On Behalf of | Feb 18, 2024 | Workers' Compensation |

Work injuries can have numerous different underlying causes. Some people get hurt because a critical piece of equipment malfunctions or breaks. Other people end up hurt because of something that a coworker did or failed to do. Even a crime committed by a visitor could lead to someone’s injury while on the clock.

Oftentimes, Minnesota workers feel confident about filing a workers’ compensation claim when they know that something their employer or a co-worker did is the underlying reason for their injury. However, that confidence might essentially disappear when a worker knows that they are the party to blame for their injury.

Employees may have heard that causing an injury makes them ineligible for benefits. Can a worker still qualify for workers’ compensation coverage when their own actions are the reason for their injury?

Benefits are available on a no-fault basis

If Minnesota workers’ compensation provided fault-based coverage, many employees might have more reservations about taking high-risk jobs. After all, an incident at work could leave them forever unable to support themselves and their families.

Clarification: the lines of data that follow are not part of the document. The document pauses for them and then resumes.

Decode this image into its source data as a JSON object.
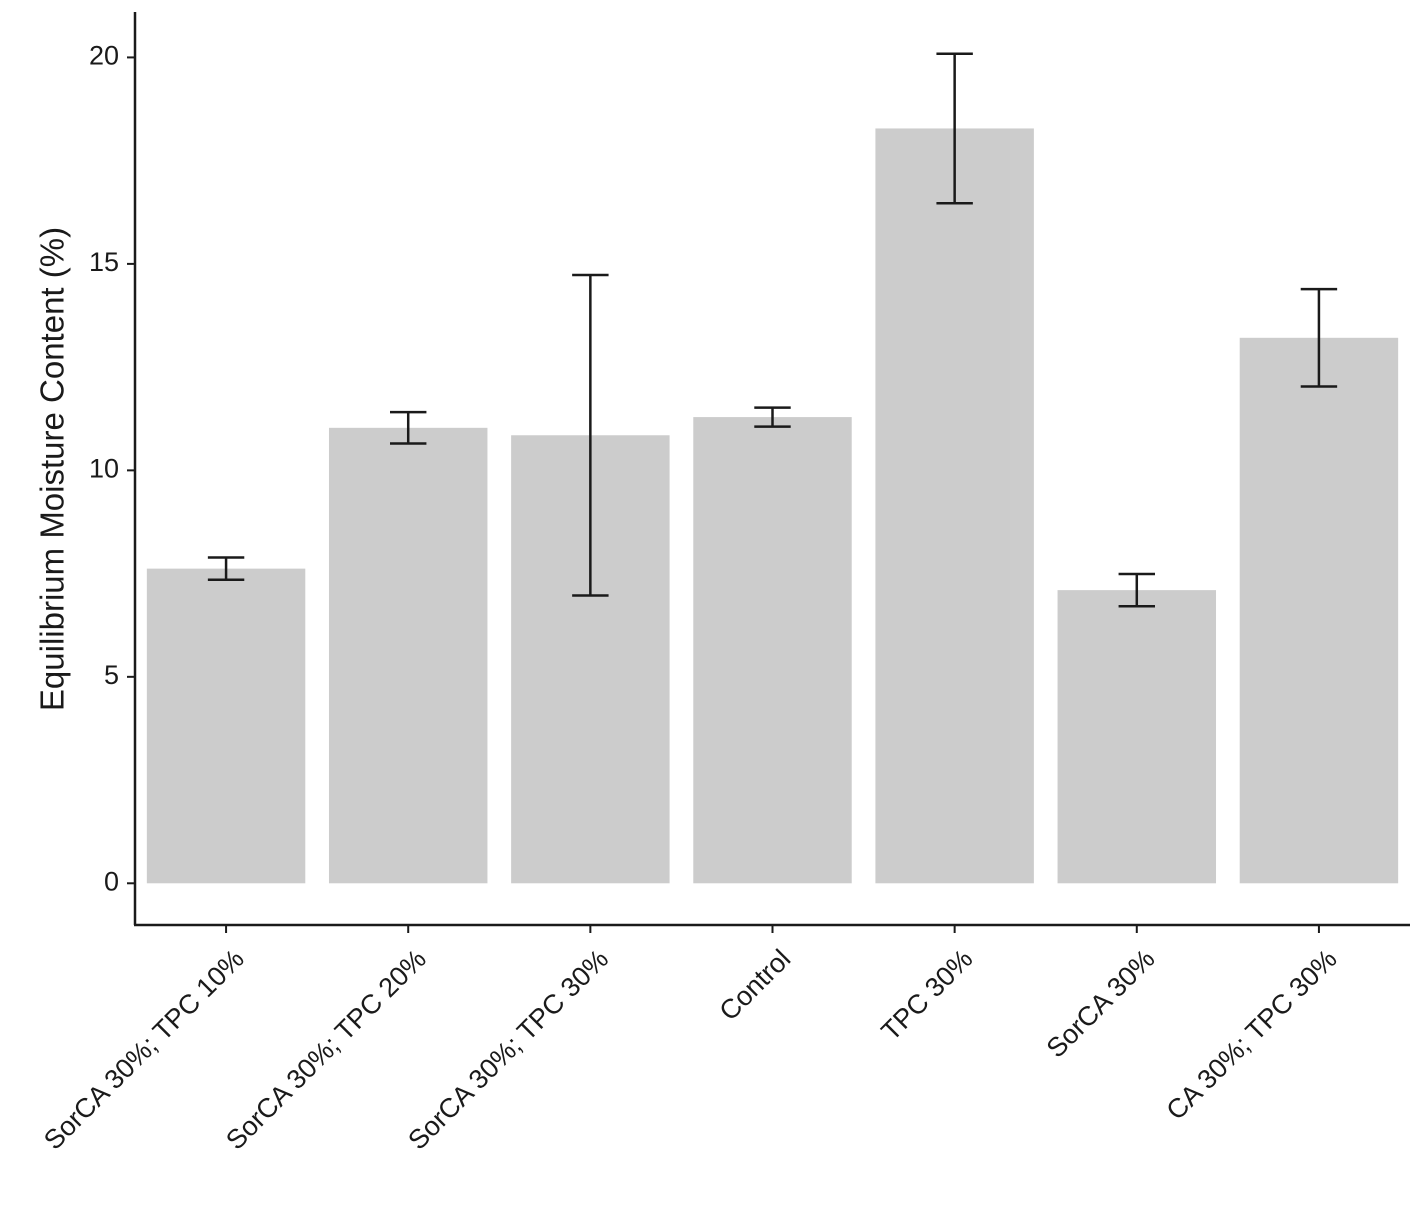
{
  "chart_data": {
    "type": "bar",
    "y_label": "Equilibrium Moisture Content (%)",
    "categories": [
      "SorCA 30%; TPC 10%",
      "SorCA 30%; TPC 20%",
      "SorCA 30%; TPC 30%",
      "Control",
      "TPC 30%",
      "SorCA 30%",
      "CA 30%; TPC 30%"
    ],
    "values": [
      7.62,
      11.03,
      10.85,
      11.29,
      18.28,
      7.1,
      13.21
    ],
    "errors": [
      0.27,
      0.38,
      3.88,
      0.23,
      1.81,
      0.39,
      1.18
    ],
    "color": "#cccccc",
    "error_color": "#1a1a1a",
    "ylim": [
      -1.01,
      21.1
    ],
    "yticks": [
      0,
      5,
      10,
      15,
      20
    ],
    "grid": false
  }
}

All it takes is a moment of distraction for someone in a busy kitchen to burn or cut themselves. Workers in a factory could slip or make a timing mistake, resulting in broken bones or possibly even a traumatic amputation. Fault-based workers’ compensation insurance would effectively pit an injured worker against their employer and create a very limited system for worker protection.

The Minnesota workers’ compensation system provides no-fault coverage for anyone injured while at work or diagnosed with a job-acquired medical condition. Even if a worker made a mistake that directly contributed to their injury, they could still potentially the eligible for benefits. Workers’ compensation coverage can reimburse someone for some of the wages they lose if they require time away from work. Minnesota workers’ compensation can also provide full coverage for necessary medical treatment for a job-acquired health issue.

Employees with potentially expensive medical issues stemming from their work arrangements can generally feel confident when filing a claim for disability or medical benefits regardless of whether their employer could partially blame them for the situation or not. Learning more about the rules for workers’ compensation benefits in Minnesota may help people when they need support after acquiring a work injury.